# Uniform

• Oct 10th 2008, 02:21 PM
brd_7
Uniform
Let X have the uniform distribution (0,2) and let the conditional distribution of Y given X=x be uniform on (0,x^2).

a) Find the condition expectation and variance of Y given X=x. USe these to find the marginal expectation and variance of Y...

Many thanks
• Oct 10th 2008, 03:26 PM
mr fantastic
Quote:

Originally Posted by brd_7
Let X have the uniform distribution (0,2) and let the conditional distribution of Y given X=x be uniform on (0,x^2).

a) Find the condition expectation and variance of Y given X=x. USe these to find the marginal expectation and variance of Y...

Many thanks

The pdf of X is $\displaystyle f_X(x) = \frac{1}{2}$ for $\displaystyle 0 \leq x \leq 2$ and zero elsewhere.

The conditional distribution of Y given X = x is $\displaystyle f_Y(y | x) = \frac{1}{x^2}$ for $\displaystyle 0 \leq y \leq x^2$ and zero elsewhere.

Now apply the standard definitions and do the necessary calculations:

$\displaystyle E(Y | X = x) = \int_0^{x^2} y \, f_Y(y | x) \, dy$.

$\displaystyle E(Y^2 | X = x) = \int_0^{x^2} y^2 \, f_Y(y | x) \, dy$.

$\displaystyle Var(Y | X = x) = E(Y^2 | X = x) - [E(Y | X = x)]^2$.

$\displaystyle E(Y) = E[E(Y | X = x)] = \int_{-\infty}^{+\infty} E(Y | X = x) \, f_X(x) \, dx = \int_0^2 E(Y | X = x) \, \frac{1}{2} \, dx$.

To get Var(Y), read this: Law of total variance - Wikipedia, the free encyclopedia and do the necessary computation.
• Oct 11th 2008, 03:00 AM
brd_7
Ive got it all upto the Variance of Y.. Ive got an example thats with numbers, but i cant seem to figure out what to do, and its especially confusing because of it being a uniform distribution.. Any ideas?

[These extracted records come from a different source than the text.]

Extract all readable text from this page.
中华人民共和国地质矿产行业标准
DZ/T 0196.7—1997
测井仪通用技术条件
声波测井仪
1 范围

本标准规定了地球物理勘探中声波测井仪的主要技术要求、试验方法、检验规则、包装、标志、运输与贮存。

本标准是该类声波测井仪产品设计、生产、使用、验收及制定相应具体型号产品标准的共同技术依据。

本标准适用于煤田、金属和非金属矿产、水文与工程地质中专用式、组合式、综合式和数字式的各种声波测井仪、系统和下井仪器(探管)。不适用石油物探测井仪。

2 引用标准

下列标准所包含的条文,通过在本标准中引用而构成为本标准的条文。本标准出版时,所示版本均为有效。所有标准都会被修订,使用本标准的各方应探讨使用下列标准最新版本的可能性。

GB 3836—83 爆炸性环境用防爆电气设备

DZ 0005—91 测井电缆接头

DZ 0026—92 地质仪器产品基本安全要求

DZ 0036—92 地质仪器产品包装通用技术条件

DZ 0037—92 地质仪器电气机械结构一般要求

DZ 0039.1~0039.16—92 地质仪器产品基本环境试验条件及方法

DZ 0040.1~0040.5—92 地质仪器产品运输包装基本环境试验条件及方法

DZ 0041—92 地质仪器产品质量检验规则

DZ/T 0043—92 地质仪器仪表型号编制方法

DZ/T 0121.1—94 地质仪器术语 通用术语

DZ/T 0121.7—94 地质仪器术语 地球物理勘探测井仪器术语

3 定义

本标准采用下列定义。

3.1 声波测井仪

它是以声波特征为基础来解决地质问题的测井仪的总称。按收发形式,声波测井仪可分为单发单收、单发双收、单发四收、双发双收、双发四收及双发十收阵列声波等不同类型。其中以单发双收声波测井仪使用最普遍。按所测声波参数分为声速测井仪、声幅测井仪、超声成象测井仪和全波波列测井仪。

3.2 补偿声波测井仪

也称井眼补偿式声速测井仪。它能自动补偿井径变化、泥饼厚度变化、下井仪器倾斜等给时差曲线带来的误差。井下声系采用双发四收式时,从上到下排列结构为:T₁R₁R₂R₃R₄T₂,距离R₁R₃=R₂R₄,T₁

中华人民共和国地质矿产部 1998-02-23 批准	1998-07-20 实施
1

And i just need to do the Var(Y) now..
• Oct 11th 2008, 01:19 PM
mr fantastic
Quote:

Originally Posted by brd_7
Ive got it all upto the Variance of Y.. Ive got an example thats with numbers, but i cant seem to figure out what to do, and its especially confusing because of it being a uniform distribution.. Any ideas?

And i just need to do the Var(Y) now..

To save the wheel getting re-invented, if you give all your answers (with working would be ideal) it will be easier to show how to get the variance.
• Oct 11th 2008, 02:42 PM
brd_7
Sorry, i did write down the answers, but realised they were wrong, made a careless mistake. Anyway.. I got the following..

x^2/2

x^4/3

x^4/12

1/3

With just Var(Y) to work out..

Many Thanks
• Oct 11th 2008, 06:51 PM
mr fantastic
Quote:

Originally Posted by brd_7
Sorry, i did write down the answers, but realised they were wrong, made a careless mistake. Anyway.. I got the following..

x^2/2

x^4/3

x^4/12

1/3

With just Var(Y) to work out..

Many Thanks

So you need to calculate $\displaystyle E[Var(Y | X)] = E\left[\frac{X^4}{12}\right]$ and $\displaystyle Var[E(Y | X)] = Var\left[ \frac{X^2}{2}\right]$.

$\displaystyle E\left[\frac{X^4}{12}\right] = \int_0^2 \left( \frac{x^4}{12}\right) \left(\frac{1}{2} \right) \, dx$.

$\displaystyle Var\left[ \frac{X^2}{2}\right]$:

You need the pdf of $\displaystyle U = \frac{X^2}{2}$. This can be got by calculating G(u), the cdf of U. Then $\displaystyle g(u) = \frac{dG}{du}$, where g(u) is the pdf of U.

Then $\displaystyle Var \left[ \frac{X^2}{2}\right] = Var (U) = E(U^2) - [E(U)]^2$.

$\displaystyle G(u) = \Pr(U < u) = \Pr\left( \frac{X^2}{2} < u\right) = \Pr( -\sqrt{2u} < X < \sqrt{2u}) = \Pr(0 < X < \sqrt{2u})$ since $\displaystyle 0 \leq x \leq 2$

$\displaystyle = \int_0^{\sqrt{2u}} \frac{1}{2} \, dx = \, ....$ for $\displaystyle 0 \leq u \leq 2$.

Therefore $\displaystyle g(u) = \frac{dG}{du} = \, .....$ for $\displaystyle 0 \leq u \leq 2$ and zero elsewhere.